CJEU: In-game gold is not virtual currency

05/03/26

Today, the Court of Justice of the European Union (CJEU) delivered its judgment in Case C-472/24 (MB "Žaidimų valiuta"). The case addresses a question that is becoming increasingly relevant in the digital economy: how should VAT apply to transactions involving virtual currencies used in online video games? The CJEU answers that exchanging traditional currency for in-game gold does not qualify for the VAT exemption applicable to currency transactions, and in-game gold does not constitute a "voucher" either. As a result, the full consideration received for the sale of in-game gold is subject to VAT.

What this means for your organisation 

The ruling confirms that the VAT treatment of virtual currencies depends on their function. Currencies such as bitcoin, which serve as a means of payment outside a closed ecosystem, may qualify for a VAT exemption. Virtual currencies confined to a single game environment, by contrast, do not appear to meet the conditions for a VAT exemption, irrespective of the volume at which they are traded.

For businesses active in the gaming industry or in digital asset trading, it is important to carefully assess the VAT treatment of virtual items and currencies. The classification of these items, as electronic services, virtual currencies, or vouchers, directly determines your VAT obligations.

Background

The case concerns a Lithuanian company, MB "Žaidimų valiuta", whose main business activity consists of buying and reselling virtual gold used in the online video game Runescape in exchange for traditional currencies. During a tax audit covering the period 2020–2023, the Lithuanian tax inspector found that the company had neither declared nor paid VAT on these transactions. The company was ordered to pay VAT on the transactions.
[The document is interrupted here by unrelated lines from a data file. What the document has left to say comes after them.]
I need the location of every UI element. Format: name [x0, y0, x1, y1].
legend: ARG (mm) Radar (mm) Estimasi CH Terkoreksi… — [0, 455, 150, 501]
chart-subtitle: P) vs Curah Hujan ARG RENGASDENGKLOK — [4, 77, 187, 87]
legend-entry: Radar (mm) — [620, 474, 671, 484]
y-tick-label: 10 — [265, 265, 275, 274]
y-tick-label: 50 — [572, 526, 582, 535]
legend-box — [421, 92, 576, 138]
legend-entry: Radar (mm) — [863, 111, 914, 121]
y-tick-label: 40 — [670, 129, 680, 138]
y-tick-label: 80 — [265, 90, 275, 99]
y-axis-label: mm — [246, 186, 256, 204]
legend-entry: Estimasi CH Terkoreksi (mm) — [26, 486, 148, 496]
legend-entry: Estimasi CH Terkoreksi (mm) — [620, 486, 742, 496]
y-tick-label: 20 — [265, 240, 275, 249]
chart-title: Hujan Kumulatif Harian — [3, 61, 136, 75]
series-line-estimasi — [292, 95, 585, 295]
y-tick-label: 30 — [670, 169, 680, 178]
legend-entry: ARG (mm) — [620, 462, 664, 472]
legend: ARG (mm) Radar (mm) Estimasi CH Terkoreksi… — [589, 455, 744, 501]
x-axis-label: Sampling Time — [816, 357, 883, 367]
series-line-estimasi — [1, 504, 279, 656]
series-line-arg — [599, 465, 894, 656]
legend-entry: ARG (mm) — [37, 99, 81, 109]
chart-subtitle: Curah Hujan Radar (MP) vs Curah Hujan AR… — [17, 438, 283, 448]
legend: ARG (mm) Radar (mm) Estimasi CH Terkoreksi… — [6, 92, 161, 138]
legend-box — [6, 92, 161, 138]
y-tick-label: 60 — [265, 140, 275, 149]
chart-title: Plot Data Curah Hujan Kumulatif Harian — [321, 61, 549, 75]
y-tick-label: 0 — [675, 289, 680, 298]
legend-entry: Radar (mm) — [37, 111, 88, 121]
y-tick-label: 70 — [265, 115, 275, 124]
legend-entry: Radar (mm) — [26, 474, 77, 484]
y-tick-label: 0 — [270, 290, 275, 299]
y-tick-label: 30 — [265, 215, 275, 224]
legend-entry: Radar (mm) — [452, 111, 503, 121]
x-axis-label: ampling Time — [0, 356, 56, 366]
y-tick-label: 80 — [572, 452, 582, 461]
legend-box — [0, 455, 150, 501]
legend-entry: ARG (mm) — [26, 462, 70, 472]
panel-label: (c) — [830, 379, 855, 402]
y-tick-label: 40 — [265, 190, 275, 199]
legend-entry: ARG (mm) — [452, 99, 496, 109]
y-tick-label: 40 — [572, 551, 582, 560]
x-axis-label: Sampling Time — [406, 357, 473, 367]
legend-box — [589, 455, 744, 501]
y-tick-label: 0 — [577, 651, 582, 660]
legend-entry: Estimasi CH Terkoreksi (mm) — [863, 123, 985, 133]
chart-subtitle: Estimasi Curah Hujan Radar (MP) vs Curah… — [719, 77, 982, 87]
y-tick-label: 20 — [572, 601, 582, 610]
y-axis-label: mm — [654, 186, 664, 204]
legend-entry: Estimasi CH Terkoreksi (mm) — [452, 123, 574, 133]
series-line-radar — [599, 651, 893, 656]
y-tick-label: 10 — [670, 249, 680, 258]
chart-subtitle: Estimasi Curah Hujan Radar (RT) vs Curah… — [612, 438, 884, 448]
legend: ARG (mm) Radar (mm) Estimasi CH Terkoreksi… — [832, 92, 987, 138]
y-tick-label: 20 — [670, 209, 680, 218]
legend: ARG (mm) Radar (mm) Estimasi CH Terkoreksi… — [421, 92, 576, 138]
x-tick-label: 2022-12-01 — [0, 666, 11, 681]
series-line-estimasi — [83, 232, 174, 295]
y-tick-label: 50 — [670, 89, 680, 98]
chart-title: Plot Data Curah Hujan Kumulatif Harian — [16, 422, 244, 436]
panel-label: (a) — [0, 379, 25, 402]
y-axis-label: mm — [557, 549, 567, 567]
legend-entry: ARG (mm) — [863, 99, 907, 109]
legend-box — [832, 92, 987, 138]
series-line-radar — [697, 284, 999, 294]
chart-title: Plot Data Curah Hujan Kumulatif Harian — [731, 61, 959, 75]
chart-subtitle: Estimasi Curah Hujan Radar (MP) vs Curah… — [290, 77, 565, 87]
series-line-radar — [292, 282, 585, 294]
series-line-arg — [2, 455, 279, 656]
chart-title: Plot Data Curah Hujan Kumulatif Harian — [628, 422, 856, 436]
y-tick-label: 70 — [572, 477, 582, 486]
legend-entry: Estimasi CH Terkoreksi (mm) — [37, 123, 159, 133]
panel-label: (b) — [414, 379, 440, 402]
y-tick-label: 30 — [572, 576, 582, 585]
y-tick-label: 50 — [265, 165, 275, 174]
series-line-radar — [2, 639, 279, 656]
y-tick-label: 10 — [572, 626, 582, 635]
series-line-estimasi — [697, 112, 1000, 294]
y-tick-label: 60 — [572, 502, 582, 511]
Žaidimų valiuta challenged this decision, arguing that in-game gold should be treated as a virtual currency, similar to bitcoin, and that its sale should therefore be exempt from VAT under art. 135(1)(e) EU VAT Directive, in line with the CJEU's earlier ruling in Hedqvist (C-264/14). In the alternative, the company argued that in-game gold qualifies as a "multi-purpose voucher", meaning that only the margin (the difference between purchase and sale price) should be subject to VAT. The Lithuanian Commission for Tax Disputes referred two preliminary questions to the CJEU.

CJEU Judgment

In-game gold is not a virtual currency exempt from VAT

The CJEU recalled that the VAT exemption for currency transactions can cover non-traditional currencies, but only where two cumulative conditions are met: (1) the currencies have been accepted by the parties as an alternative means of payment to legal tender, and (2) the currencies have no purpose other than that of a means of payment. 

The CJEU found that in-game gold does not meet these conditions. The gold can only be used within the online video game and does not constitute a currency accepted outside of the game as a means of payment for real goods or services. Moreover, the terms of use of Runescape provide that game-related products, including in-game gold, do not belong to the players. Consequently, the purchase and sale of in-game gold cannot be VAT exempt. 

In-game gold is not a voucher

The CJEU then examined whether in-game gold could qualify as a "multi-purpose voucher". There are two cumulative conditions for an instrument to be classified as a voucher: it must carry an obligation to accept it as full or partial consideration for a supply of goods or services, and the goods or services (or the identity of the potential suppliers) must be indicated on the instrument or in the corresponding documentation.

The CJEU concluded that, even if the second condition were met, in-game gold does not satisfy the first condition. As Advocate General Kokott pointed out, in-game gold is itself an element of an online game and constitutes an electronic service forming an integral part of that game. The gold is the consumable benefit itself, the service received and used by the player within the game, rather than an instrument that gives access to a separate, subsequent consumable benefit, as a voucher would. Therefore, in-game gold cannot be classified as a voucher, nor as a multi-purpose voucher. 

VAT applies to the full sale price

Since in-game gold must be classified as an electronic service, the taxable amount for VAT purposes is the full consideration received for its sale. In the AG opinion, it was suggested that the margin scheme could apply to resales of digital products on secondary markets. However, the CJEU did not address this point.